И тогда я стала что-то понимать. Мы сидели с ней вдвоем под светом тусклой лампочки, а вокруг возвышались груды полусожженных мокрых книг, и нам предлагалось решить, кому из них жить, а кому погибать. Мне было чуть больше двадцати лет. Моя взрослая напарница истерически смеялась и твердила, что нас выбрали на должность палачей.

– Я привыкла спасать книги! Я не желаю решать, какой из них жить, а какую уничтожать!

Первую же книгу, которую мы открыли, украшал экслибрис «Из библиотеки III рейха». Это были старые немецкие издания с гравюрами, напечатанные готическим шрифтом. Потом появились книги из коллекции Щукина. Все они были старые и явно редкие. Затем нам крикнули в окошко, чтобы мы не очень-то тянули, потому что большую часть уже везут на свалку. И еще нам крикнули, что обо всем, что мы тут видим, мы должны молчать.

Моя умная напарница впадала то в черную меланхолию, то в истерику.
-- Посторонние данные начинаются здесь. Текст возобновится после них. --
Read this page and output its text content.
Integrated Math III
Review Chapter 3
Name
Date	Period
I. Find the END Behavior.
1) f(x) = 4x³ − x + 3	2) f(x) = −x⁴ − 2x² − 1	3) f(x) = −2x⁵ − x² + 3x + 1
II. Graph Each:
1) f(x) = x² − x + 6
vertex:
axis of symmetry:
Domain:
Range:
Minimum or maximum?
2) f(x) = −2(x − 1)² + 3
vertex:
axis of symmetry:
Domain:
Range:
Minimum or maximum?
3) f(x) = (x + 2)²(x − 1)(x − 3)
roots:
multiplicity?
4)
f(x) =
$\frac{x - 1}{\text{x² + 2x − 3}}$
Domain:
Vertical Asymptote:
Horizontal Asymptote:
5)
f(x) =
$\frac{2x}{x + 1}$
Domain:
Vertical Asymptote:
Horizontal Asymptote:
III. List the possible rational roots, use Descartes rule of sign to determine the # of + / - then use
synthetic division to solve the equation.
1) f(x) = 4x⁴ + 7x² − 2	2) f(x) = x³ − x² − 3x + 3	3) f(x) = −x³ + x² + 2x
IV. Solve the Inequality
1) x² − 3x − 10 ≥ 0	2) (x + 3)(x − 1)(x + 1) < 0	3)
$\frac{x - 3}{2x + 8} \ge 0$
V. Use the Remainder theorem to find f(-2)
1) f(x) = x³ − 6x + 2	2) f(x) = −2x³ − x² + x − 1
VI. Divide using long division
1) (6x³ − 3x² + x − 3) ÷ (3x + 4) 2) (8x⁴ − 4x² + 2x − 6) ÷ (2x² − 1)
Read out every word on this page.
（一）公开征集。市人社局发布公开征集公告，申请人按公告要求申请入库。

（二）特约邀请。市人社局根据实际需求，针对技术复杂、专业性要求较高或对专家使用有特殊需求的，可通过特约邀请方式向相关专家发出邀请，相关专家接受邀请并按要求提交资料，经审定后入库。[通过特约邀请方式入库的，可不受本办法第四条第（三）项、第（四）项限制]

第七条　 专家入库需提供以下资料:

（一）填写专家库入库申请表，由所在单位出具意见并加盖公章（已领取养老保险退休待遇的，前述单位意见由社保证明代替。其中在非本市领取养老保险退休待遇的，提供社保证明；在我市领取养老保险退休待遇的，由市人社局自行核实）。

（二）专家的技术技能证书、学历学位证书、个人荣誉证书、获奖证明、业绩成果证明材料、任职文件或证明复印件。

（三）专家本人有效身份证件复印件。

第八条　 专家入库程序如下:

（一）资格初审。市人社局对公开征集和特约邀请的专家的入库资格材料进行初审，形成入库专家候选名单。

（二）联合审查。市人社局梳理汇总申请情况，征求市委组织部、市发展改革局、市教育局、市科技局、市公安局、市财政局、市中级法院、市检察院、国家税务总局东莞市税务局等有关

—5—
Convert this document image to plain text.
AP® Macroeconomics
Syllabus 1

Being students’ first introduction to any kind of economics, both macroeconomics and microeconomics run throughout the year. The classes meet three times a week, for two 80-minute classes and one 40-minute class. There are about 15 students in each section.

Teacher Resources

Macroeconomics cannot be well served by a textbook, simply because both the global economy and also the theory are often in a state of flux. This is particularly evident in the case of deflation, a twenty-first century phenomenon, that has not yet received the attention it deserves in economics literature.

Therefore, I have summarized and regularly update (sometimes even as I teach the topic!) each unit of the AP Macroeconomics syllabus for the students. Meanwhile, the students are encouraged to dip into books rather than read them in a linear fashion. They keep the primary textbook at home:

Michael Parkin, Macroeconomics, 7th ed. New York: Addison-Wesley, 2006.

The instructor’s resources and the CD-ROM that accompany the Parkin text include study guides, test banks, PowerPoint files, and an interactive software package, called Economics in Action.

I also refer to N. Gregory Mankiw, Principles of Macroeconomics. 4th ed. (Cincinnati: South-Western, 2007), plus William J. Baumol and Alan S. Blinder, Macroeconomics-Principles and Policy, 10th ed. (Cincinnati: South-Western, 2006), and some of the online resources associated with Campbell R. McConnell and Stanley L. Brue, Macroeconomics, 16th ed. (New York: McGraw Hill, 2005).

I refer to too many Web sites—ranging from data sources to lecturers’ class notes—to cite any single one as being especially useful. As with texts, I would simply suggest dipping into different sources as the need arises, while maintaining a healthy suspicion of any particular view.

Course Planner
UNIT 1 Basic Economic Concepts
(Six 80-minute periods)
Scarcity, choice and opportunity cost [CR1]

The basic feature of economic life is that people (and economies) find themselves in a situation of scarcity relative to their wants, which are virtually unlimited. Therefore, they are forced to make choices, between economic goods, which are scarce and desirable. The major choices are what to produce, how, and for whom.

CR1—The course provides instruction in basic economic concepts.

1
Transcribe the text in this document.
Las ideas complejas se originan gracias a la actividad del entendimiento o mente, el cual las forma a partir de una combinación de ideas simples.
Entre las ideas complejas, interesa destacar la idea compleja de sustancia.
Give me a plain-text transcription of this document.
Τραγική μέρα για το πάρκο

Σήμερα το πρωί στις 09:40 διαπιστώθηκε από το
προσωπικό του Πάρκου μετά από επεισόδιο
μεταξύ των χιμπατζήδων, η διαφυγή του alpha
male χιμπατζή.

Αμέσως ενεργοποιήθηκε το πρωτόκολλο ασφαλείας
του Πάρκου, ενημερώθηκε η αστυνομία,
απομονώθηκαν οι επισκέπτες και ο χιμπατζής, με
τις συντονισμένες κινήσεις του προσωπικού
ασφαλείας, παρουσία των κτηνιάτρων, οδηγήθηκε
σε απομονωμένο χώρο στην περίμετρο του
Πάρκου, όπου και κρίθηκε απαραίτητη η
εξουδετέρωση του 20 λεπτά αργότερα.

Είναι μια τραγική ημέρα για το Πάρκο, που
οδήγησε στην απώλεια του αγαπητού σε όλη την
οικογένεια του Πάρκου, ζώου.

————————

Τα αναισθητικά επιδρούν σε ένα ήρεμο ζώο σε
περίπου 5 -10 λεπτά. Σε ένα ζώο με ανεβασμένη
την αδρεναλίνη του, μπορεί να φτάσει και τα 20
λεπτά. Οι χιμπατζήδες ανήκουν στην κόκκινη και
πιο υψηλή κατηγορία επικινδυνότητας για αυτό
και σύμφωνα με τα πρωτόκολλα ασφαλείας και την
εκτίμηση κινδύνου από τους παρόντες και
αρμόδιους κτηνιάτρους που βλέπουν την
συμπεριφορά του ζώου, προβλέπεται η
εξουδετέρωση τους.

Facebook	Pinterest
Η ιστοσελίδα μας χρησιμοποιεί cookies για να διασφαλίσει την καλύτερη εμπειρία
Я же ясно увидела лицо моего государства, которое нам с Ленкой казалось вполне еще исправимо – но вот сейчас оно уничтожит, не подавившись, эти книги, потому что, как нам объяснили, на реставрацию денег почти нет, а там наверху – не должны узнать, что что-то горело. Потом это государство съест и нас, потому что мы свидетели их тайны о складировании в разрушенной церкви ценных книг.

Я вырвала несколько гравюр из книг, которые подлежали уничтожению, и засунула их под свитер, приложив к животу.

– Это воровство, – отрезала моя подруга по несчастью.

– Это спасение, – ответила я.

Мы посвятили не один час разговорам про то, что в данном случае может быть преступлением, а что нет. Но это было абсолютно бесполезно. Потому что в тот самый момент наши тетки – заметали следы. Во дворе жгли каталог всей коллекции, которая хранилась в остатках церкви.

Когда мы вышли с красными глазами на свет, нам бодро сказали:

– Не забудьте всем говорить, что горела макулатура.

Эти картины пронеслись передо мной, пока я ждала священника. Он вышел с какой-то книгой, дал мне в руки бумагу с молитвой и долго читал что-то над моей головой.